Steering the car back onto the road

A look at some of what I am hearing on Twitter and on the radio, paired with my attempts to steer the car back onto the road:

It can't be any worse with Rusty Smith at quarterback.

Yes, it can. Somehow there is a perception out there that Smith would be a safer play than Ryan Fitzpatrick, that he would take better care of the ball. Au contraire. In training camp practices where Jake Locker and Fitzpatrick would make a lot of safe throws, Smith consistently threw it downfield the most. He's a chance-taker. He'd come with far more risk.

Why is Smith on the team if he can't play?

He can play, it's just that the scenario where he would play is one where Fitzpatrick gets hurt. Plenty of teams don't even have a legitimate starter, so quality backups are hard to come by. No. 3s? They are developmental guys hoping to graduate into No. 2s. The alternatives for Smith's position were washed up guys like David Carr and John Skelton who've had plenty of chances to show they can't play. The first guy is better than the second guy who's better than the third guy. Thus the depth chart.

The Titans are insisting on running Chris Johnson up the middle when he's far better in space.
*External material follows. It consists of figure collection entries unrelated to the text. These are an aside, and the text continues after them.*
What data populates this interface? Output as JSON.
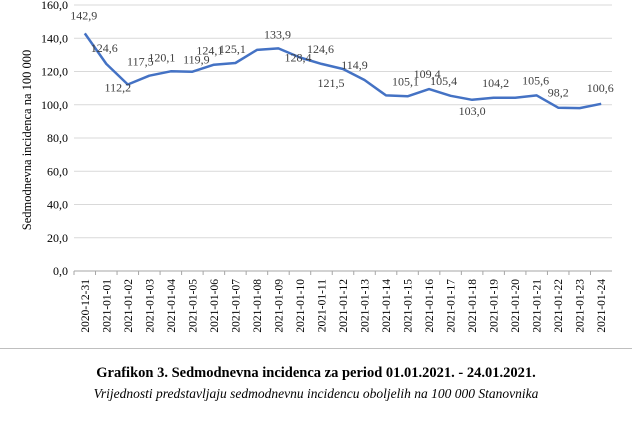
{
  "chart_data": {
    "type": "line",
    "ylabel": "Sedmodnevna incidenca na 100 000",
    "xlabel": "",
    "ylim": [
      0,
      160
    ],
    "yticks": [
      "0,0",
      "20,0",
      "40,0",
      "60,0",
      "80,0",
      "100,0",
      "120,0",
      "140,0",
      "160,0"
    ],
    "grid": true,
    "categories": [
      "2020-12-31",
      "2021-01-01",
      "2021-01-02",
      "2021-01-03",
      "2021-01-04",
      "2021-01-05",
      "2021-01-06",
      "2021-01-07",
      "2021-01-08",
      "2021-01-09",
      "2021-01-10",
      "2021-01-11",
      "2021-01-12",
      "2021-01-13",
      "2021-01-14",
      "2021-01-15",
      "2021-01-16",
      "2021-01-17",
      "2021-01-18",
      "2021-01-19",
      "2021-01-20",
      "2021-01-21",
      "2021-01-22",
      "2021-01-23",
      "2021-01-24"
    ],
    "values": [
      142.9,
      124.6,
      112.2,
      117.5,
      120.1,
      119.9,
      124.1,
      125.1,
      133.0,
      133.9,
      128.4,
      124.6,
      121.5,
      114.9,
      105.6,
      105.1,
      109.4,
      105.4,
      103.0,
      104.2,
      104.2,
      105.6,
      98.2,
      98.0,
      100.6
    ],
    "data_labels": [
      {
        "index": 0,
        "text": "142,9"
      },
      {
        "index": 1,
        "text": "124,6"
      },
      {
        "index": 2,
        "text": "112,2"
      },
      {
        "index": 3,
        "text": "117,5"
      },
      {
        "index": 4,
        "text": "120,1"
      },
      {
        "index": 5,
        "text": "119,9"
      },
      {
        "index": 6,
        "text": "124,1"
      },
      {
        "index": 7,
        "text": "125,1"
      },
      {
        "index": 9,
        "text": "133,9"
      },
      {
        "index": 10,
        "text": "128,4"
      },
      {
        "index": 11,
        "text": "124,6"
      },
      {
        "index": 12,
        "text": "121,5"
      },
      {
        "index": 13,
        "text": "114,9"
      },
      {
        "index": 15,
        "text": "105,1"
      },
      {
        "index": 16,
        "text": "109,4"
      },
      {
        "index": 17,
        "text": "105,4"
      },
      {
        "index": 18,
        "text": "103,0"
      },
      {
        "index": 19,
        "text": "104,2"
      },
      {
        "index": 21,
        "text": "105,6"
      },
      {
        "index": 22,
        "text": "98,2"
      },
      {
        "index": 24,
        "text": "100,6"
      }
    ],
    "line_color": "#4472c4",
    "grid_color": "#d9d9d9"
  },
  "caption": {
    "title": "Grafikon 3. Sedmodnevna incidenca za period 01.01.2021. - 24.01.2021.",
    "subtitle": "Vrijednosti predstavljaju sedmodnevnu incidencu oboljelih na 100 000 Stanovnika"
  }
}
Absolutely true. But saying "get him in space" is a lot easier than getting him in space. They need to be more creative and assertive in trying. And don't be so sure the calls are telling Johnson to go inside. My radio colleague Jonathan Hutton says he's told CJ is taking stretch plays and other stuff designed to create opportunity outside, either being impatient or not finding time, and taking them inside.

The Titans should have signed a better backup quarterback in the offseason.

Who would that have been?

The Titans should have kept Matt Hasselbeck.

Maybe. But I understood the rationale. He was overpaid and they felt like he was getting a bit gun shy: willing to throw for 3 yards on third-and-6 in order to avoid a hit. It wasn't unreasonable for them to seek to change direction.